Yes you need a flickr account

You need a flickr account to upload images to flickr.

Live Writer Onscreen takes your screen snips and uploads them to your flickr account.

Live Writer Onscreen then uses the web address of your flickr image in your blog post. See below for all the details about images/photos and flickr.

 When you authorize LiveWriter OnScreen, an authorization token is set inside LiveWriter OnScreen. This token is how flickr authenticates your access to your flickr account. You only need to authorize LiveWriter OnScreen once after installation. Because of this interesting authentication scheme used by the flickr API, LiveWriter OnScreen does not require your flickr username and password to upload screen snips to flickr. Very cool.



How many photos can I upload for free?

When you have a free Flickr account, you can upload 20MB worth of photos each calendar month. This is a bandwidth limit, and not an amount of space that you have to play with on Flickr servers.

Your bandwidth allowance is reset to zero at midnight in Pacific Time Zone (Flickr HQ time) on the first of each calendar month.

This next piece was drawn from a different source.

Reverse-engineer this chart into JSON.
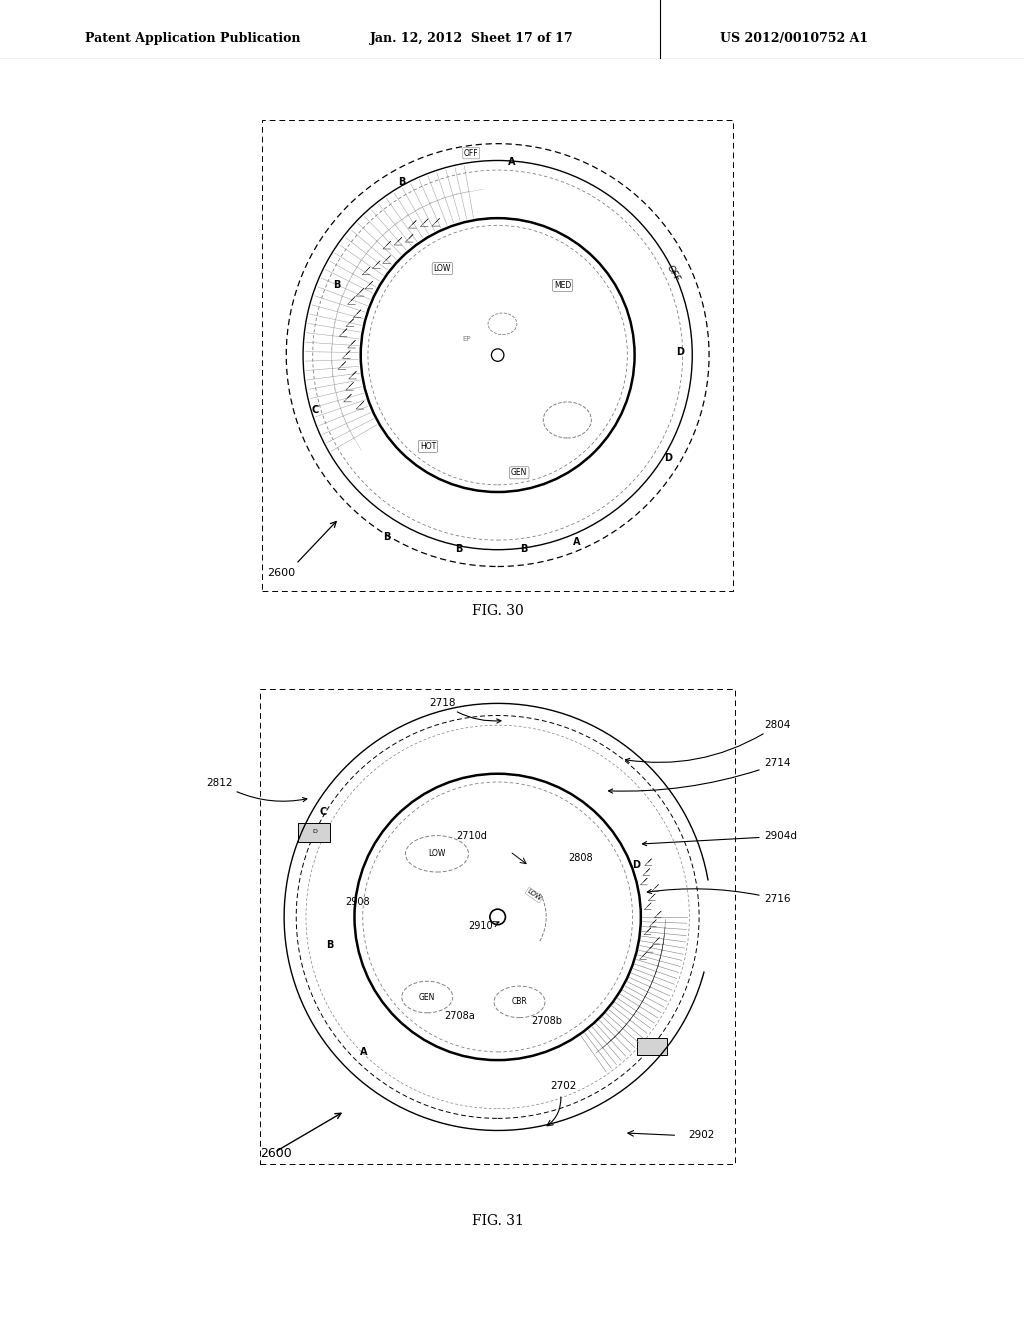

Deleting photos will never recover any of your monthly upload limit. To find out what your limit is at for the current month, go to your upload page.

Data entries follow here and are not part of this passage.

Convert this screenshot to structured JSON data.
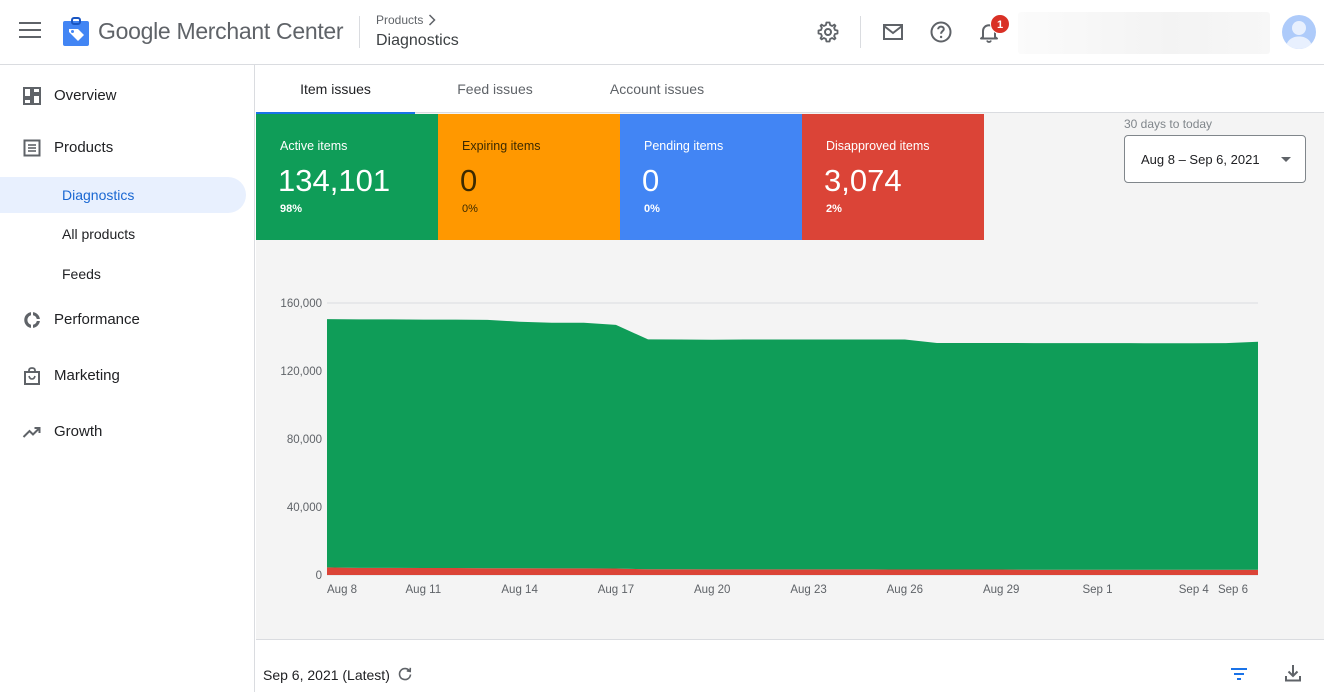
{
  "app": {
    "brand": "Google Merchant Center",
    "breadcrumb_parent": "Products",
    "breadcrumb_current": "Diagnostics",
    "notification_count": "1",
    "icons": [
      "menu-icon",
      "merchant-center-logo",
      "settings-icon",
      "mail-icon",
      "help-icon",
      "notifications-icon",
      "avatar"
    ]
  },
  "sidebar": {
    "items": [
      {
        "label": "Overview",
        "icon": "dashboard-icon"
      },
      {
        "label": "Products",
        "icon": "list-icon"
      },
      {
        "label": "Diagnostics",
        "sub": true,
        "active": true
      },
      {
        "label": "All products",
        "sub": true
      },
      {
        "label": "Feeds",
        "sub": true
      },
      {
        "label": "Performance",
        "icon": "donut-chart-icon"
      },
      {
        "label": "Marketing",
        "icon": "shopping-bag-icon"
      },
      {
        "label": "Growth",
        "icon": "trending-up-icon"
      }
    ]
  },
  "tabs": [
    "Item issues",
    "Feed issues",
    "Account issues"
  ],
  "active_tab": "Item issues",
  "cards": [
    {
      "title": "Active items",
      "value": "134,101",
      "pct": "98%",
      "color": "#0f9d58"
    },
    {
      "title": "Expiring items",
      "value": "0",
      "pct": "0%",
      "color": "#ff9800"
    },
    {
      "title": "Pending items",
      "value": "0",
      "pct": "0%",
      "color": "#4285f4"
    },
    {
      "title": "Disapproved items",
      "value": "3,074",
      "pct": "2%",
      "color": "#db4437"
    }
  ],
  "date_range": {
    "caption": "30 days to today",
    "value": "Aug 8 – Sep 6, 2021"
  },
  "chart_data": {
    "type": "area",
    "stacked": true,
    "x": [
      "Aug 8",
      "Aug 9",
      "Aug 10",
      "Aug 11",
      "Aug 12",
      "Aug 13",
      "Aug 14",
      "Aug 15",
      "Aug 16",
      "Aug 17",
      "Aug 18",
      "Aug 19",
      "Aug 20",
      "Aug 21",
      "Aug 22",
      "Aug 23",
      "Aug 24",
      "Aug 25",
      "Aug 26",
      "Aug 27",
      "Aug 28",
      "Aug 29",
      "Aug 30",
      "Aug 31",
      "Sep 1",
      "Sep 2",
      "Sep 3",
      "Sep 4",
      "Sep 5",
      "Sep 6"
    ],
    "xticks": [
      "Aug 8",
      "Aug 11",
      "Aug 14",
      "Aug 17",
      "Aug 20",
      "Aug 23",
      "Aug 26",
      "Aug 29",
      "Sep 1",
      "Sep 4",
      "Sep 6"
    ],
    "series": [
      {
        "name": "Disapproved items",
        "color": "#db4437",
        "values": [
          4500,
          4200,
          4200,
          4100,
          4100,
          4000,
          4000,
          3900,
          3900,
          3800,
          3400,
          3400,
          3300,
          3300,
          3300,
          3300,
          3300,
          3300,
          3200,
          3200,
          3200,
          3200,
          3100,
          3100,
          3100,
          3100,
          3100,
          3100,
          3100,
          3074
        ]
      },
      {
        "name": "Active items",
        "color": "#0f9d58",
        "values": [
          146000,
          146200,
          146200,
          146100,
          146100,
          146100,
          145000,
          144500,
          144500,
          143300,
          135200,
          135100,
          135100,
          135200,
          135200,
          135200,
          135200,
          135200,
          135300,
          133300,
          133300,
          133300,
          133300,
          133300,
          133300,
          133300,
          133200,
          133200,
          133300,
          134101
        ]
      }
    ],
    "yticks": [
      "0",
      "40,000",
      "80,000",
      "120,000",
      "160,000"
    ],
    "ylim": [
      0,
      160000
    ],
    "grid": "horizontal"
  },
  "footer": {
    "date": "Sep 6, 2021 (Latest)"
  }
}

If you find yourself hitting your limit, you might like to get a Pro account. If that's not for you, you can shoot your photos at a lower resolution or resize them to be more "web-friendly" (like 300KB instead of 5MB).

see full details at flickr



Is there a limit on the number of photos I can have?

No. There is only a limit to how many will display at any one time (the most recent 200 photos in your photostream), and this is only a limit if you have a Free Account.

If you have Free Account, your upload bandwidth is limited to 20 MB per month. You can see how much bandwidth you've used by going to the upload page.

If you upgrade to a Pro Account, all the photos you add to Flickr will be permanently available for your friends and family to see.


Are the limits on file sizes or file types for uploads?

If you have a free account, each photo you upload must be less than 5MB in size. If you have a pro account, each file must be less than 10MB.

Flickr officially supports JPEGs, non-animated GIFs and PNGs. You may also upload TIFFs and some other file types, but they will automatically be converted to and stored in JPEG format.

As you publish photos they are compressed and re-sized by Flickr (if necessary) in the following sizes:

  • 75x75 pixels
  • 100 pixels (on the longest side)
  • 240 pixels
  • 500 pixels
  • Large
  • And the original size (if you hold a pro account)

You can access all of these sizes for a photo via a link under the photo title labelled 'All Sizes' on its individual page. There's also a link labelled "See different sizes" under the Additional Information heading.

We also store your high-resolution originals for you if you have a Pro Account, which you (and your friends with Pro Accounts) can download again at anytime. All Pro Account holders can access public photos and download the high-resolution (original) size, unless you specify who has access to the downloadable image.


Can I access my original images?

We do resize your photos to more web-friendly dimensions. Each image has a 75x75 pixel thumbnail, a 120 px, a 240 px, a 500 px and a 1024 px version (that's the length of the longest side), as well as your original file.

When you are viewing an individual photo's page, you will see a link under the photo title labelled 'All Sizes' that links to a page where you can view each of these sizes, and download them if you wish.

If you have a free account, no-one (including you) can access your original file. If you choose to upgrade to Pro they will become available.

If you have a pro account, your original files are available for download. There is a global setting in your account where you can specify who you will allow to download originals: Only You, Your Friends and/or Family, Your Contacts, Any Flickr User (Recommended), or Anyone.

Also, if you have attached any sort of Creative Commons license to your photo, this assumes that you're OK with sharing the photo, and therefore, makes the original available to anyone who wants it.